Which Microstats Drive Production in the NHL?
Going beneath traditional metrics to unpack points
Microstats have always been my go-to for uncovering the hidden details that shape game outcomes. Unlike broader metrics like Corsi or expected goals, microstats drill down into specific actions like passes, zone exits, and shot types that coaches can directly translate into practice plans. I’ve long believed that metrics such as Corsi or expected goals are simply the sum of these smaller building blocks.
Out of curiosity, I decided to run a regression model to identify which microstats correlate most strongly with points in the NHL. Here’s what I found, how I built the model, and what it means for teams looking to boost their scoring.
My Process
Using R and AI, I built a regression model to predict points based on a range of microstats, leveraging play-by-play data (similar to what’s available from providers like Instat). I narrowed the model to 75 predictors, down from 91 in a previous version, to simplify the analysis and reduce overfitting. Packages like dplyr handled data wrangling, scales helped with formatting, and car checked for multicollinearity using Variance Inflation Factors (VIF). The goal was to create a robust, interpretable model that still captured the complexity of NHL scoring.
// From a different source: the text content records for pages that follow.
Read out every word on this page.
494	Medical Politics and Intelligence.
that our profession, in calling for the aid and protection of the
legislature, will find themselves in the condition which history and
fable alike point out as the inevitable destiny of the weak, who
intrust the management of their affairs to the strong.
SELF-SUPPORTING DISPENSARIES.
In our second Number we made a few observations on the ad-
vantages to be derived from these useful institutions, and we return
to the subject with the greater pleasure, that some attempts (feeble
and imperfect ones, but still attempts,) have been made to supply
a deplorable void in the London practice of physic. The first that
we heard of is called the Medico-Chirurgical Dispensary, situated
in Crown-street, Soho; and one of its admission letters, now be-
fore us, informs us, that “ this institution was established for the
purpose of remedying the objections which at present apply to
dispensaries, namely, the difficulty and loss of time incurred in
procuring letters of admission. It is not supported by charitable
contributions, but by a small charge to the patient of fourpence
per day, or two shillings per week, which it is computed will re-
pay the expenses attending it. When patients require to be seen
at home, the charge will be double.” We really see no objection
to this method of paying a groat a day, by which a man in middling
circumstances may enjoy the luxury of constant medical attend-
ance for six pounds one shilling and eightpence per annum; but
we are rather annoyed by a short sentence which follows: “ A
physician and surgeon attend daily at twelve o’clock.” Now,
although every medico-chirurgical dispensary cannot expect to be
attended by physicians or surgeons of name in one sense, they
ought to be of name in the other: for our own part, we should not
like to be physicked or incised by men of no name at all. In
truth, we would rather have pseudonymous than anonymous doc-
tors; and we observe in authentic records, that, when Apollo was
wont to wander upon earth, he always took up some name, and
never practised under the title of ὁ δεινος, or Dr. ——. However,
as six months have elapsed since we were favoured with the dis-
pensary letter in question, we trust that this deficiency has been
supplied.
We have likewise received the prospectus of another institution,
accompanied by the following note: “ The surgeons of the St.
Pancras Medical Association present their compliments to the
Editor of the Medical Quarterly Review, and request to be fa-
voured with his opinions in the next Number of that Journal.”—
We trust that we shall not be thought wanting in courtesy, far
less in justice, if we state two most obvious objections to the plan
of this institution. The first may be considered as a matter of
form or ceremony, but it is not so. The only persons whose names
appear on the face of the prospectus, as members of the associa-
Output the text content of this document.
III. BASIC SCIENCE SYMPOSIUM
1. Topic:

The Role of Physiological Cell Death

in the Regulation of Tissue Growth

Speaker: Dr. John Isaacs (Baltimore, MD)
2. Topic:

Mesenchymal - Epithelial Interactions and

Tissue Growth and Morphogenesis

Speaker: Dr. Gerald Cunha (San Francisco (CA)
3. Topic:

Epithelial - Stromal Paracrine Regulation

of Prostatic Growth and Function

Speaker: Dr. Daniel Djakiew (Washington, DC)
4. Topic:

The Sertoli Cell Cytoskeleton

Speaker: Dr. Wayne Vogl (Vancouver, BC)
The model performed strongly, with an R-squared of 0.9918, meaning it explained 99.18% of the variance in points. However, the residual standard error (0.2179) was slightly higher than before, suggesting predictions were a bit less precise due to the trimmed set of predictors. I also found that four variables, controlled entries, scoring chances, shots, and zone exits per 60 minutes caused singularities, likely because they were too closely related to other variables.
Key Findings
So which microstats most strongly correlate with points?
Passes (Estimate: 1.656, p < 0.001): Every additional pass strongly boosts points. This isn’t surprising since puck movement usually creates scoring opportunities.
Shots off Rush (Estimate: 0.696, p < 0.001): Shots from rush plays have a big positive impact, reflecting the high-danger nature of fast breaks.
Exits (Estimate: 4.295, p < 0.001): Successful zone exits are a massive driver of points, likely because they kickstart offensive transitions.
Shots off Forecheck or Cycle per 60 (Estimate: 0.161, p < 0.001): Sustained pressure through forechecking or cycling leads to more points.
Rush Assists per 60 (Estimate: 0.180, p < 0.001): Assists on rush plays are a strong predictor, aligning with the importance of speed in today’s NHL.
Some results were also very interesting to see and interpret. For instance, Botched Retrievals (Estimate: 0.232, p < 0.001) and Failed Exits (Estimate: 0.238, p < 0.001) positively correlate with points, which seems accurate since having excellent on-puck decision-making will result in increased offence. On the flip side, Rushed Exits (Estimate: -0.172, p < 0.001) and Build-up Passes per 60 (Estimate: -0.138, p < 0.001) hurt points.
What Coaches Can Do
These findings are actionable. To maximize points, teams should:
Prioritize puck movement: Encourage more passes to create scoring opportunities.
Focus on rush plays: Practice quick transitions and shots off the rush, as they’re high-value actions.
Improve zone exits: Drill clean exits to spark offensive plays without losing possession.
Sustain pressure: Emphasize forechecking and cycle plays to generate shots in high-danger areas.
Final Thoughts
Microstats are a goldmine for understanding what drives scoring in the NHL. By focusing on high-impact actions like passes, rush shots, and zone exits, teams can fine-tune their strategies to generate offense. Of course, no single theory can explain everything. Hockey is simply too dynamic. But organizations with strong development teams capable of teaching and reinforcing these micro-details will set themselves apart in a league where every edge matters.
Curious why you like R over python? Python is my go to, but I would like to learn R.